The earlier three-person economy conceals a situation that emerged in the distant past as we developed beyond the subsistence level. The raw materials needed for hunting and gathering, and also in the three-person economy, were already in existence and freely available for the taking. It was what is known as an empty world - a world where the ecosystem was vast and raw materials were plentiful compared to the demands made by humans. As the human population and its demands increased, the areas of accessible and fertile land that were unclaimed diminished, so a person who was not already a landowner could not grow food without the agreement of and usually payment to the landowner. At this stage very few people had the ability on their own to create wealth, either for their own subsistence or as a surplus to trade with others.

To create wealth in the modern world people need access to productive capital, at least in the form of land and seed, or tools and raw materials, together with necessary skills. These are no longer available for the taking, they are normally only available through employment. This is why employment is so important. The problem is that the owners of productive capital won't employ others unless their own interests are served in doing so.

Without external constraints this situation creates a very unequal partnership. Throughout history before there were employment laws the owners of productive capital had much greater bargaining power than those without, and used that power to enrich themselves by appropriating the bulk of surplus wealth created by their workers.[64]  This is what makes the distinction between needs and wants and their relative possession so important in terms of bargaining power. All classical economics saw was a willing buyer of labour and a willing seller. It had no interest in the reasons for the willingness of each - the buyer's because he or she gained all the surplus wealth and the seller's because his or her life depended on it. With no constraints employers held the very lives of their workers in their hands and could take for themselves everything their workers produced beyond their survival needs.

Thankfully things have improved very considerably in this respect in modern times, especially in the developed world, but the relationship is still unequal, and there remains the basic irony that a person has within him or herself the capacity to create wealth but is unable to access that capacity without the assistance of another person.

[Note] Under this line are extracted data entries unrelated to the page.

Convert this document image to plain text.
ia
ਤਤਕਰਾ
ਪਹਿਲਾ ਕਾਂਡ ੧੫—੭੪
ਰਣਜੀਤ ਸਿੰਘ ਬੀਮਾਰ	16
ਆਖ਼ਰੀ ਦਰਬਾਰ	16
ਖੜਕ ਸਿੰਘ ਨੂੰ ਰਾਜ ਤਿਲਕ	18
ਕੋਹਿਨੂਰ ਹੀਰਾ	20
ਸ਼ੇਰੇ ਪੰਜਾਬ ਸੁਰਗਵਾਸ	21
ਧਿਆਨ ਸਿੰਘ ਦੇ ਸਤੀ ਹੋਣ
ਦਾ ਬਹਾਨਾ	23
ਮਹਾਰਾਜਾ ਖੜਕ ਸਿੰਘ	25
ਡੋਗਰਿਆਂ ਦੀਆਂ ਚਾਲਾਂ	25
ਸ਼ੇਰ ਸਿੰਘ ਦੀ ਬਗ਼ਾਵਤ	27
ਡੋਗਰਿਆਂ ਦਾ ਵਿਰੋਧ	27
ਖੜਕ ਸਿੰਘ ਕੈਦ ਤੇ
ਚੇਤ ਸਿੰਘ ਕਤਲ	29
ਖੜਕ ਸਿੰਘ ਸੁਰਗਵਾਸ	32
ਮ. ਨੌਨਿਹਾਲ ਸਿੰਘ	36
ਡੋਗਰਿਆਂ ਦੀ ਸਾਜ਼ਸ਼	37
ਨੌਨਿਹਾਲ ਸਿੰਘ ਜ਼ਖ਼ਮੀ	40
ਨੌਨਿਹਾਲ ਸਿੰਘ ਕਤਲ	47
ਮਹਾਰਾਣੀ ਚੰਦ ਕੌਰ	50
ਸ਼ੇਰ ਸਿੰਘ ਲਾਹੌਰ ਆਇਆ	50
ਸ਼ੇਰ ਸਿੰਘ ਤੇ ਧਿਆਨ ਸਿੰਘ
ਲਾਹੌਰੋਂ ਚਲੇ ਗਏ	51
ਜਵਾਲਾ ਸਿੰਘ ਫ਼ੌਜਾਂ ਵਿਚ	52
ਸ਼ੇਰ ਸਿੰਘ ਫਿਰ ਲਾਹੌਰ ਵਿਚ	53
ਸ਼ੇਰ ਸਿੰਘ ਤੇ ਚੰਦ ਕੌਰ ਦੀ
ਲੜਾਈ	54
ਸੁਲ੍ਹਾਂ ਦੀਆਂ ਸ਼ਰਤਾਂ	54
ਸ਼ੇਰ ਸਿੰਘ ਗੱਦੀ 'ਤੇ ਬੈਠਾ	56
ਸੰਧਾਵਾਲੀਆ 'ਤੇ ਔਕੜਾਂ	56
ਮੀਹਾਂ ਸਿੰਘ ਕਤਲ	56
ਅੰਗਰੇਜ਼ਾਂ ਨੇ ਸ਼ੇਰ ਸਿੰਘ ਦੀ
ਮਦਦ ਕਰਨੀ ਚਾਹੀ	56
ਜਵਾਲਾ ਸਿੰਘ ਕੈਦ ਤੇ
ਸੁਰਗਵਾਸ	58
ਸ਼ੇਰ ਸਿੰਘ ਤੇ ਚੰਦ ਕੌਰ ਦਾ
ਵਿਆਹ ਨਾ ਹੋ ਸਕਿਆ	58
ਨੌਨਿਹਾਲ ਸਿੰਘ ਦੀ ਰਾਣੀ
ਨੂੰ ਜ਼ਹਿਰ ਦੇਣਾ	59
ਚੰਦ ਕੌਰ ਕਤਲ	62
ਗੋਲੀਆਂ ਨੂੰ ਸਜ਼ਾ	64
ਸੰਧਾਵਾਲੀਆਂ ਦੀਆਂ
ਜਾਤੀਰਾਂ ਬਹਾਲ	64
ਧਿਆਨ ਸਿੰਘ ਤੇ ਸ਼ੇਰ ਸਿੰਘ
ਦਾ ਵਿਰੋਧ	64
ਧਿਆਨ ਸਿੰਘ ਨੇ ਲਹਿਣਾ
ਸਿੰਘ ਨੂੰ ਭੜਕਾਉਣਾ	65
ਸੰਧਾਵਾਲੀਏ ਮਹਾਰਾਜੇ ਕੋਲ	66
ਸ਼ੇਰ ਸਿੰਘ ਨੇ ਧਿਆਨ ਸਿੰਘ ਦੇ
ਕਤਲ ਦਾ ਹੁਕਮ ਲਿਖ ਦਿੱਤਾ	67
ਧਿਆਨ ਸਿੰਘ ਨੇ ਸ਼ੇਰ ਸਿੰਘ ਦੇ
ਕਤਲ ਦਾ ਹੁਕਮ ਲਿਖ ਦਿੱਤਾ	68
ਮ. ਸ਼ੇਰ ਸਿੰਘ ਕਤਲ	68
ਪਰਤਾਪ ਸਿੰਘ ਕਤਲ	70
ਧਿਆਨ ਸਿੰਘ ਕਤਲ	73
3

Each person has within them a wealth-creating engine, but the ability to start the engine lies with another person, who won't start it unless it is in their own interests to do so.

There is a further requirement, which is that in order to trade wealth one or more other people are needed to trade with. Hence the product must have value to others, and the more valuable the more successful the producer - at least until competitors enter the market. For employed people the value of the product is the responsibility of the employer, whereas for the self-employed it is the person's own responsibility.